In absolute terms, this means that Bing will likely begin to power more mobile searches. The deal is therefore, providing that Microsoft didn’t overpay for it in one way or another, good for Bing.

It’s hard, however, to get that excited about it. According the same report in BI, Amazon moved between 4 and 6 million Fire units last year. Is that a large number? Well, no, it’s not, really. Nokia’s Lumia line of smartphones, for which the sales narrative is that they haven’t sold well, moved 4 million units in the second quarter of 2012 alone.

Therefore, compared to one Windows Phone OEM, the Fire would appear to be a smaller future unit flow of new mobile devices that run Bing. Therefore, it’s not that big a deal. A nice one, but nothing game changing.

The Fire’s sales could spike following the introduction of its new units – now – but even if doubled, compared to Bing’s real new best friend, they would still pale.

Enter Windows

At 4 million devices a quarter, Nokia will move 16 million Lumia’s in a year. Take another 4 or 6 million Fires sold in the next year, and in the coming four quarters, the two companies could move over 20 million Bing-enabled mobile gadgets, without breaking a sweat.

Ballmer, go: “One year from now, between Windows Phone 8, Windows tablets and Windows PCs, we should see close to 400 million new devices running those operating systems.”

Discounting for future Windows Phone handset sales (of which the Lumia 820 and 920 will be component), let’s say 350 million Windows 8 devices sold.

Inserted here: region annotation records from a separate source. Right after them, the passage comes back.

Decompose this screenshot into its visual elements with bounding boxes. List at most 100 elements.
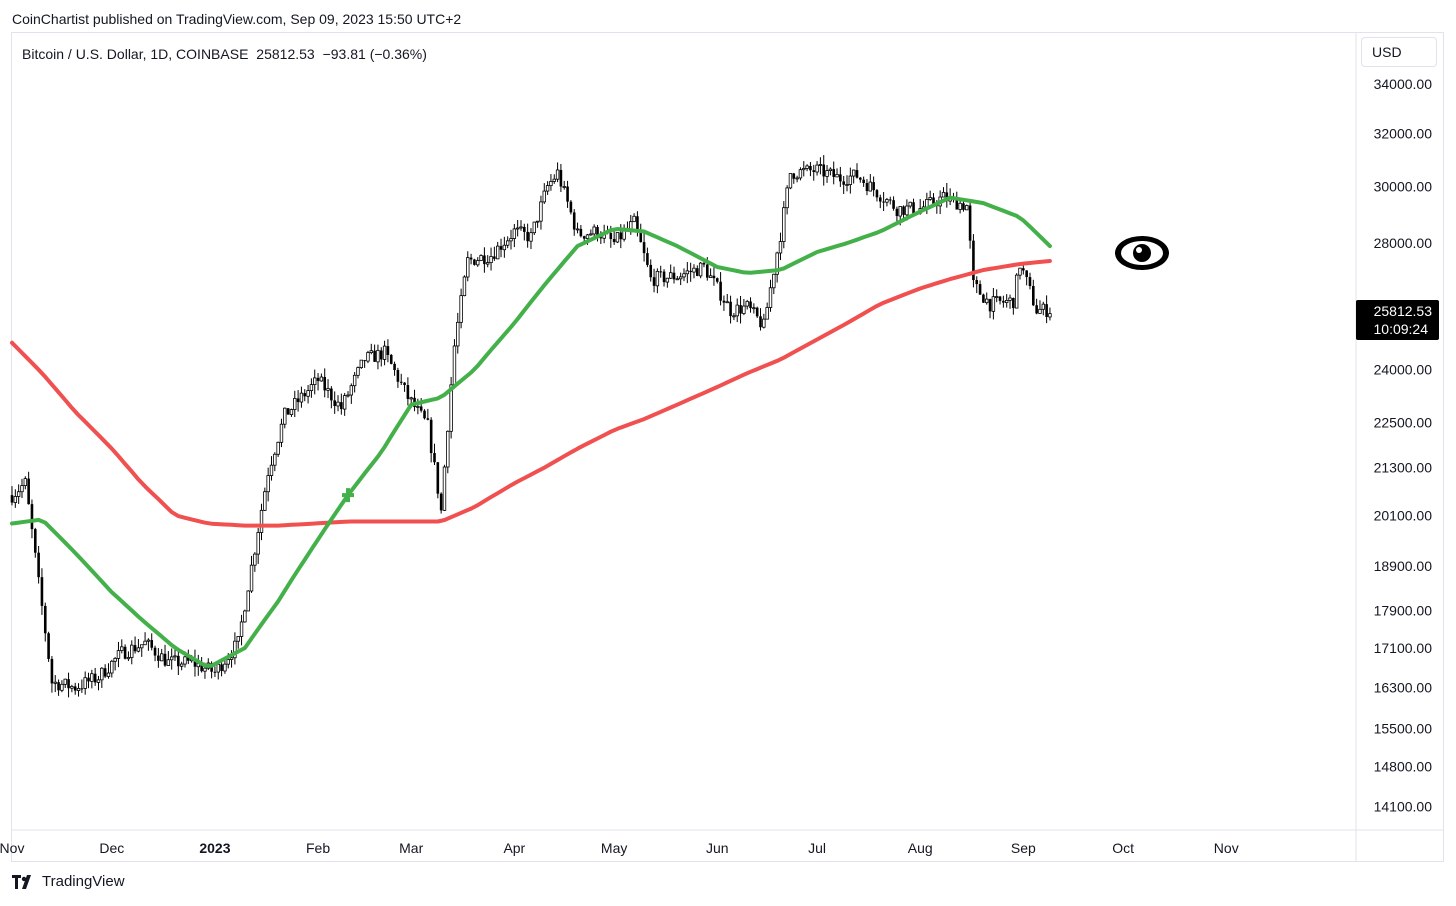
candle [336,395,340,412]
candle [269,456,274,481]
candle [20,478,24,499]
y-tick-label: 28000.00 [1374,235,1433,251]
candle [692,264,696,279]
candle [1048,307,1052,321]
candle [532,221,536,235]
candle [76,683,81,697]
candle [502,236,507,258]
candle [526,223,529,248]
candle [612,229,616,245]
y-tick-label: 34000.00 [1374,76,1433,92]
candle [1004,294,1009,308]
candle [825,165,829,183]
x-tick-label: Feb [306,840,330,856]
candle [575,222,580,234]
candle [47,631,50,662]
candle [486,255,490,268]
x-tick-label: May [601,840,627,856]
currency-button[interactable]: USD [1361,37,1437,67]
candle [708,268,713,279]
candle [110,659,114,678]
candle [988,298,992,319]
candle [752,303,756,314]
candle [499,238,503,258]
x-tick-label: Jun [706,840,729,856]
candle [446,430,450,474]
candle [778,232,783,261]
candle [729,295,732,324]
candle [678,272,683,286]
candle [975,276,979,294]
candle [505,236,510,249]
y-tick-label: 14100.00 [1374,798,1433,814]
candle [169,648,174,670]
candle [835,168,839,178]
candle [376,344,380,370]
candle [366,350,370,364]
candle [90,669,94,689]
candle [1018,267,1022,280]
candle [153,645,157,662]
candle [945,182,949,208]
candle [788,173,793,190]
candle [96,675,101,691]
candle [233,632,237,665]
candle [333,391,336,414]
candle [646,247,649,268]
candle [982,293,985,303]
candle [888,196,892,205]
publisher-header: CoinChartist published on TradingView.co… [12,11,462,27]
candle [403,382,406,392]
candle [812,164,816,181]
candle [765,302,769,320]
y-tick-label: 32000.00 [1374,126,1433,142]
candle [496,241,500,260]
candle [220,661,223,677]
candle [978,280,982,295]
candle [875,188,879,202]
candle [126,651,131,661]
candle [782,201,786,249]
x-tick-label: Sep [1011,840,1036,856]
candle [868,174,872,192]
candle [429,417,433,463]
candle [309,378,314,398]
candle [33,527,37,558]
candle [1014,273,1019,309]
candle [406,377,410,406]
candle [146,638,151,651]
candle [562,180,566,190]
candle [848,167,853,194]
price-tag-bg [1356,299,1439,340]
candle [859,176,862,183]
candle [839,166,842,187]
price-tag-countdown: 10:09:24 [1374,321,1429,337]
candle [649,259,653,282]
candle [985,292,989,305]
candle [133,636,137,654]
candle [725,293,729,304]
candle [712,266,716,286]
candle [166,651,171,666]
candle [775,251,779,283]
candle [566,180,569,208]
candle [276,441,280,457]
candle [389,353,393,365]
candle [346,391,350,398]
candle [755,306,759,318]
candle [283,407,287,429]
candle [273,452,277,472]
candle [459,288,463,329]
candle [572,209,576,236]
candle [1002,295,1005,308]
candle [349,383,354,404]
candle [762,313,766,329]
candle [539,195,543,230]
y-tick-label: 14800.00 [1374,759,1433,775]
candle [668,264,673,280]
candle [642,232,646,262]
candle [150,633,154,651]
footer: TradingView [12,873,125,890]
candle [253,552,257,572]
x-tick-label: Oct [1112,840,1134,856]
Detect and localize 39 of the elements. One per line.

That’s assuming 50 million Windows Phone 8 device sales in the next year, a massive overcompensation. I’m being generous to make my point.

In Windows 8, since its RTM version, is a Bing application in the Metro interface. You can’t boot to desktop in Windows 8, but have to hit that Metro Start Screen instead. Thus, 350 million Windows 8 devices will be out, pushing a nicely put together Bing application.

Sure, some of those unit sold will be desktops. But laptops outsell desktops, and Microsoft thinks that tablets will outsell desktops next year. By that logic, there will be hundreds of millions of Windows 8 tablets sold in the coming year.

Now that, that is a boost for Bing. That potential install base womps what the Amazon deal offers, unless, just maybe, the Kindle line sees an explosion in popularity. But even then, it’s damn hard to fight against the scale of Windows.